The toilets here have a lower water level and more of a slope down from the lip into the bowels of the bowl. Sometimes the geometry is off by a bit, sometimes things don’t line up quite perfectly. With practice, probably, my technique could improve to alleviate the problem, but, as it stands, to put it bluntly: shit sticks to the the side of the toilet bowl.
Shit sticks to the side of the toilet bowl and even after two or three flushes I can still sometimes see traces of this stuff which my upbringing never led me to think of as especially adhesive. When the remainder seems more than usually stubborn and voluminous, I may break out the toilet brush and solve the problem with brute mechanics. For the most part, though, I walk away after three or four good faith flushing efforts.
I walk away because I’ll know I’ll be back later with less important business, and during my less important business I’ll see the traces and I’ll idly direct my less important business at the traces, and, more often than not, twenty or thirty seconds of concentration and aim will take care of the remainders altogether. I can just direct the stream at them and blast them off, later.

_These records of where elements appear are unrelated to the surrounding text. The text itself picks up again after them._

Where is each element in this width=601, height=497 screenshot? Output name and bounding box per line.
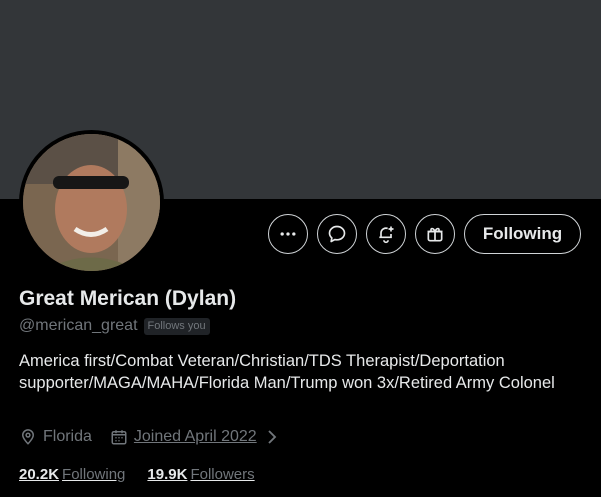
following-button[interactable]: Following	[464, 214, 581, 254]
bio: America first/Combat Veteran/Christian/T…	[19, 352, 555, 392]
handle-row: @merican_great Follows you	[19, 317, 210, 335]
profile-actions: Following	[0, 214, 601, 254]
more-button[interactable]	[268, 214, 308, 254]
followers-label: Followers	[190, 466, 255, 483]
location-text: Florida	[43, 428, 92, 445]
handle: @merican_great	[19, 317, 138, 334]
calendar-icon	[111, 430, 127, 445]
message-button[interactable]	[317, 214, 357, 254]
gift-icon	[427, 227, 443, 242]
message-icon	[328, 225, 346, 243]
location-pin-icon	[21, 429, 35, 445]
profile-meta: Florida Joined April 2022	[19, 428, 305, 446]
followers-stat-link[interactable]: 19.9K Followers	[147, 466, 254, 483]
chevron-right-icon	[268, 430, 276, 444]
gift-button[interactable]	[415, 214, 455, 254]
more-icon	[280, 232, 296, 236]
notifications-button[interactable]	[366, 214, 406, 254]
follow-stats: 20.2K Following 19.9K Followers	[19, 466, 277, 483]
followers-count: 19.9K	[147, 466, 188, 483]
joined-item[interactable]: Joined April 2022	[110, 428, 287, 446]
follows-you-badge: Follows you	[143, 317, 210, 335]
location-item: Florida	[19, 428, 92, 446]
joined-date-link[interactable]: Joined April 2022	[134, 428, 257, 446]
following-label: Following	[62, 466, 126, 483]
following-stat-link[interactable]: 20.2K Following	[19, 466, 125, 483]
display-name: Great Merican (Dylan)	[19, 287, 237, 310]
following-count: 20.2K	[19, 466, 60, 483]
bell-plus-icon	[379, 226, 394, 244]
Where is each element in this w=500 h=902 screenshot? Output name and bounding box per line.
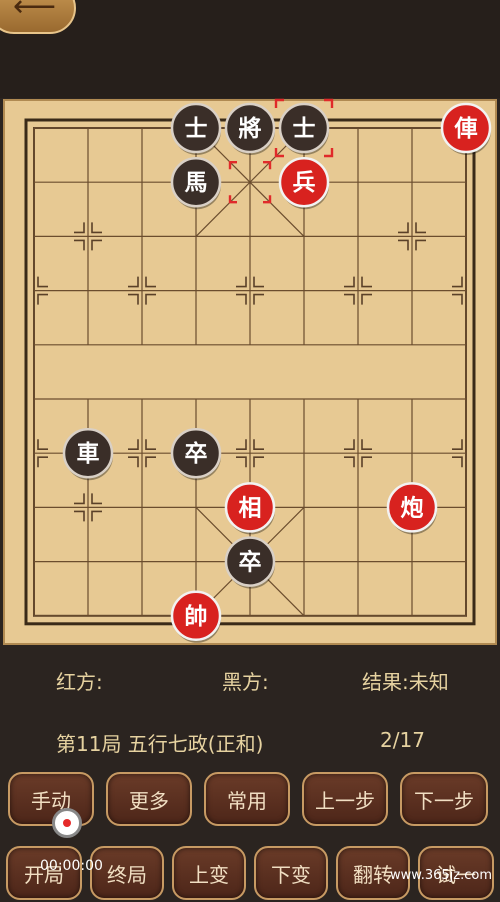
piece-label: 士 xyxy=(293,116,316,142)
prev-step-button[interactable]: 上一步 xyxy=(302,772,388,826)
chess-board[interactable]: 士將士俥馬 兵車 卒相 炮卒帥 xyxy=(0,98,500,646)
piece-label: 兵 xyxy=(293,170,316,196)
black-player-label: 黑方: xyxy=(222,670,269,694)
piece-label: 帥 xyxy=(185,603,208,630)
arrow-left-icon: ⟵ xyxy=(12,0,56,24)
move-progress: 2/17 xyxy=(380,728,425,752)
more-button[interactable]: 更多 xyxy=(106,772,192,826)
piece-label: 炮 xyxy=(401,494,424,521)
piece-label: 相 xyxy=(239,495,262,521)
record-icon[interactable] xyxy=(52,808,82,838)
watermark: www.365jz.com xyxy=(390,868,492,883)
common-button[interactable]: 常用 xyxy=(204,772,290,826)
piece-label: 卒 xyxy=(185,440,208,467)
prev-variation-button[interactable]: 上变 xyxy=(172,846,246,900)
game-title: 第11局 五行七政(正和) xyxy=(56,732,264,756)
top-bar: ⟵ xyxy=(0,0,500,98)
next-variation-button[interactable]: 下变 xyxy=(254,846,328,900)
red-player-label: 红方: xyxy=(56,670,103,694)
piece-label: 馬 xyxy=(185,170,208,196)
piece-label: 車 xyxy=(77,441,100,467)
piece-label: 將 xyxy=(239,116,262,142)
result-label: 结果:未知 xyxy=(362,670,449,694)
record-timer: 00:00:00 xyxy=(40,858,103,874)
piece-label: 俥 xyxy=(454,116,478,142)
piece-label: 士 xyxy=(185,116,208,142)
piece-label: 卒 xyxy=(239,549,262,576)
next-step-button[interactable]: 下一步 xyxy=(400,772,488,826)
back-button[interactable]: ⟵ xyxy=(0,0,76,34)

Imagine, though if someone walked in and saw it and asked you why in God’s name you had left that there? Asked you, point blank, whether you thought it was ok to leave streaks of shit clinging to the slope of the toilet? Asked you whether that, in your opinion, was civilized behavior? What could I say? Could I really look them in the eye and say “I know, I know, but I was going to piss all that shit off later”? I’m not sure I could.